Ernie Misner wrote:
So here's a question - if you have two images, both the same except one is a very large and the other a very small file size, wouldn't the small one require different sharpening settings? (and thus need to be sharpened after resizing so small)
File size (megabytes) doesn't make any difference for sharpening. But image size in pixel dimensions is very important.
Consider a few things about an image. The sensor has a physical size, and it has a set number of pixels for each dimension. Lets consider only the horizontal dimension (and assume the number of pixels per mm are identical for the vertical dimention). If there are 4800 pixels across an image that is projected onto a 24mm wide sensor, that is 200 pixels per mm. Resolution is measured in "line pairs", which means a pair of pixels. With that sensor you could have 100 pairs of vertical lines per mm that would resolve. A fine textured piece of silk might have that detail (and could have more, but that can't be resolved and instead you may see really ugly moire patterns). And also a course textured fabric might have fewer, and they will all be perfectly resolved. (Lets assume the silk is exactly 100 lp/mm, and the other fabric is 50 lp/mm or twice as course.)
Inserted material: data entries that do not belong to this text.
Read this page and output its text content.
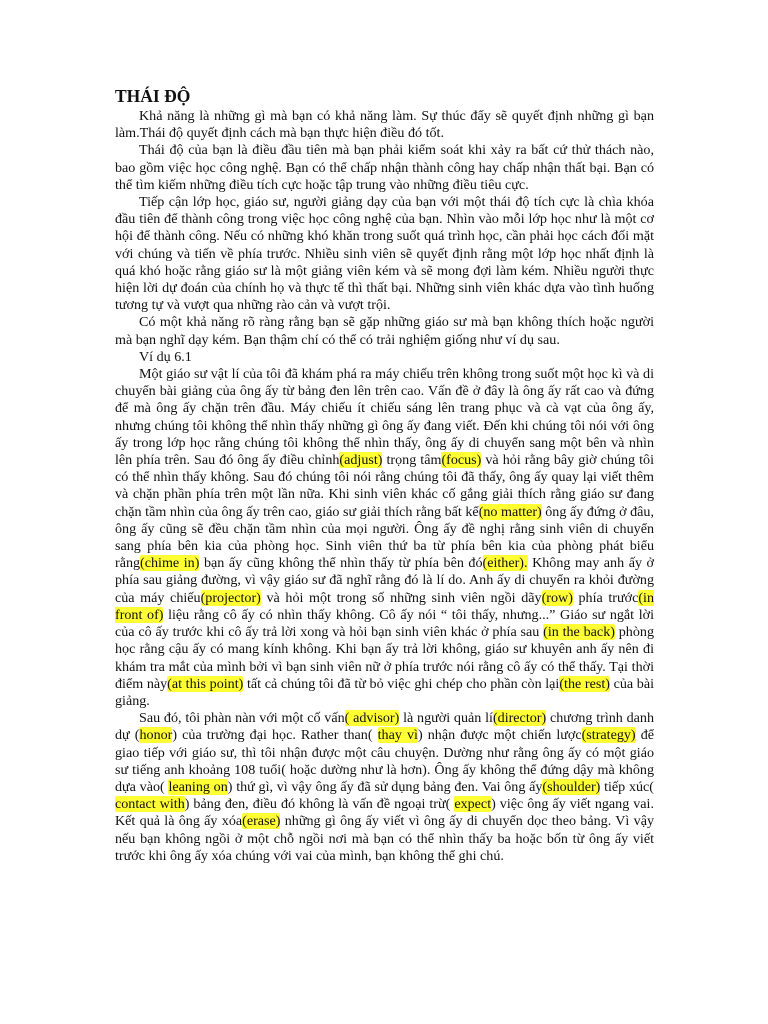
THÁI ĐỘ

Khả năng là những gì mà bạn có khả năng làm. Sự thúc đẩy sẽ quyết định những gì bạn làm.Thái độ quyết định cách mà bạn thực hiện điều đó tốt.

Thái độ của bạn là điều đầu tiên mà bạn phải kiểm soát khi xảy ra bất cứ thử thách nào, bao gồm việc học công nghệ. Bạn có thể chấp nhận thành công hay chấp nhận thất bại. Bạn có thể tìm kiếm những điều tích cực hoặc tập trung vào những điều tiêu cực.

Tiếp cận lớp học, giáo sư, người giảng dạy của bạn với một thái độ tích cực là chìa khóa đầu tiên để thành công trong việc học công nghệ của bạn. Nhìn vào mỗi lớp học như là một cơ hội để thành công. Nếu có những khó khăn trong suốt quá trình học, cần phải học cách đối mặt với chúng và tiến về phía trước. Nhiều sinh viên sẽ quyết định rằng một lớp học nhất định là quá khó hoặc rằng giáo sư là một giảng viên kém và sẽ mong đợi làm kém. Nhiều người thực hiện lời dự đoán của chính họ và thực tế thì thất bại. Những sinh viên khác dựa vào tình huống tương tự và vượt qua những rào cản và vượt trội.

Có một khả năng rõ ràng rằng bạn sẽ gặp những giáo sư mà bạn không thích hoặc người mà bạn nghĩ dạy kém. Bạn thậm chí có thể có trải nghiệm giống như ví dụ sau.

Ví dụ 6.1

Một giáo sư vật lí của tôi đã khám phá ra máy chiếu trên không trong suốt một học kì và di chuyển bài giảng của ông ấy từ bảng đen lên trên cao. Vấn đề ở đây là ông ấy rất cao và đứng để mà ông ấy chặn trên đầu. Máy chiếu ít chiếu sáng lên trang phục và cà vạt của ông ấy, nhưng chúng tôi không thể nhìn thấy những gì ông ấy đang viết. Đến khi chúng tôi nói với ông ấy trong lớp học rằng chúng tôi không thể nhìn thấy, ông ấy di chuyển sang một bên và nhìn lên phía trên. Sau đó ông ấy điều chỉnh(adjust) trọng tâm(focus) và hỏi rằng bây giờ chúng tôi có thể nhìn thấy không. Sau đó chúng tôi nói rằng chúng tôi đã thấy, ông ấy quay lại viết thêm và chặn phần phía trên một lần nữa. Khi sinh viên khác cố gắng giải thích rằng giáo sư đang chặn tầm nhìn của ông ấy trên cao, giáo sư giải thích rằng bất kể(no matter) ông ấy đứng ở đâu, ông ấy cũng sẽ đều chặn tầm nhìn của mọi người. Ông ấy đề nghị rằng sinh viên di chuyển sang phía bên kia của phòng học. Sinh viên thứ ba từ phía bên kia của phòng phát biểu rằng(chime in) bạn ấy cũng không thể nhìn thấy từ phía bên đó(either). Không may anh ấy ở phía sau giảng đường, vì vậy giáo sư đã nghĩ rằng đó là lí do. Anh ấy di chuyển ra khỏi đường của máy chiếu(projector) và hỏi một trong số những sinh viên ngồi dãy(row) phía trước(in front of) liệu rằng cô ấy có nhìn thấy không. Cô ấy nói “ tôi thấy, nhưng...” Giáo sư ngắt lời của cô ấy trước khi cô ấy trả lời xong và hỏi bạn sinh viên khác ở phía sau (in the back) phòng học rằng cậu ấy có mang kính không. Khi bạn ấy trả lời không, giáo sư khuyên anh ấy nên đi khám tra mắt của mình bởi vì bạn sinh viên nữ ở phía trước nói rằng cô ấy có thể thấy. Tại thời điểm này(at this point) tất cả chúng tôi đã từ bỏ việc ghi chép cho phần còn lại(the rest) của bài giảng.

Sau đó, tôi phàn nàn với một cố vấn( advisor) là người quản lí(director) chương trình danh dự (honor) của trường đại học. Rather than( thay vì) nhận được một chiến lược(strategy) để giao tiếp với giáo sư, thì tôi nhận được một câu chuyện. Dường như rằng ông ấy có một giáo sư tiếng anh khoảng 108 tuổi( hoặc dường như là hơn). Ông ấy không thể đứng dậy mà không dựa vào( leaning on) thứ gì, vì vậy ông ấy đã sử dụng bảng đen. Vai ông ấy(shoulder) tiếp xúc( contact with) bảng đen, điều đó không là vấn đề ngoại trừ( expect) việc ông ấy viết ngang vai. Kết quả là ông ấy xóa(erase) những gì ông ấy viết vì ông ấy di chuyển dọc theo bảng. Vì vậy nếu bạn không ngồi ở một chỗ ngồi nơi mà bạn có thể nhìn thấy ba hoặc bốn từ ông ấy viết trước khi ông ấy xóa chúng với vai của mình, bạn không thể ghi chú.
The fine textured silk has a high spatial frequency, and the course texture fabric presents a lower spatial frequency. That is important because what a Sharpen tool does, virtually no matter what type it is, is pick out the higher spatial frequencies and add contrast to them, but not to lower spatial frequencies.
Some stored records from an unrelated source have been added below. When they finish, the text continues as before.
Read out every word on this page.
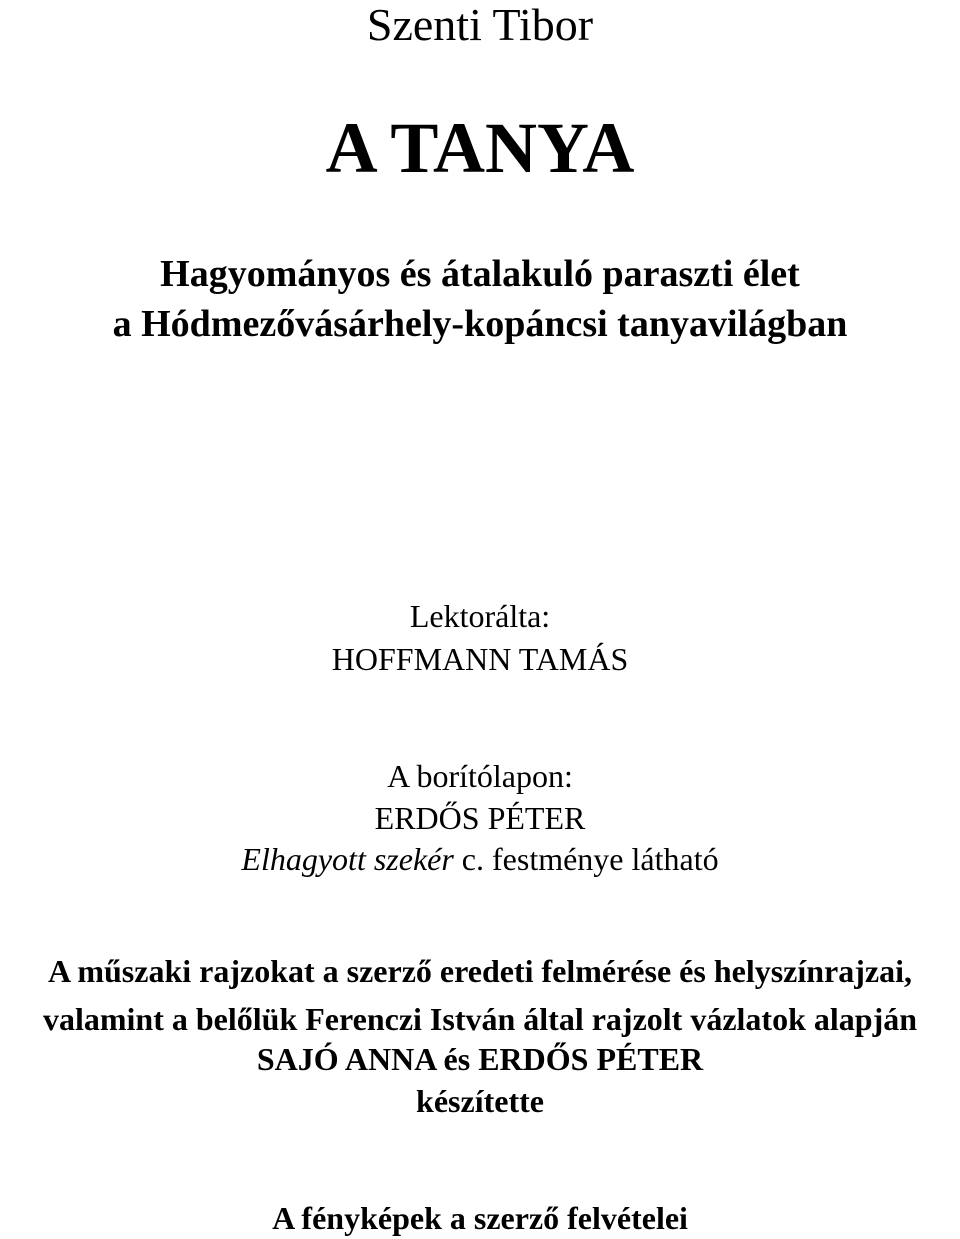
Szenti Tibor
A TANYA
Hagyományos és átalakuló paraszti élet
a Hódmezővásárhely-kopáncsi tanyavilágban
Lektorálta:
HOFFMANN TAMÁS
A borítólapon:
ERDŐS PÉTER
Elhagyott szekér c. festménye látható
A műszaki rajzokat a szerző eredeti felmérése és helyszínrajzai,
valamint a belőlük Ferenczi István által rajzolt vázlatok alapján
SAJÓ ANNA és ERDŐS PÉTER
készítette
A fényképek a szerző felvételei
Ahhh, wonderful... so why not sharpen an image as the first step, to get an idea what it will really look like? A lot of people recommend a slight amount of sharpen, and all it does is let you see a sharper image to start with, but has little to no effect on the final product. Why is that? It's because sharpen only works on the highest spatial frequency data in the image. It might, for example in the situation described above, only work on data that is between 75 and 100 lp/mm. That is, it would affect the silk but not the other fabric. And the problem is because at a later stage we will resample to a lower resolution (smaller pixel dimensions) and
remove all high frequency spatial data. Which of course removes everything that was just sharpened.
If we resample the 4800 pixel line down to 2400 pixels, there are now only 100 pixels per mm, or 50 lp/mm. The sharpening only affected what was above 75 lp/mm. It's gone.
We have to resharpen after any resampling. So those are the last two stages in editing.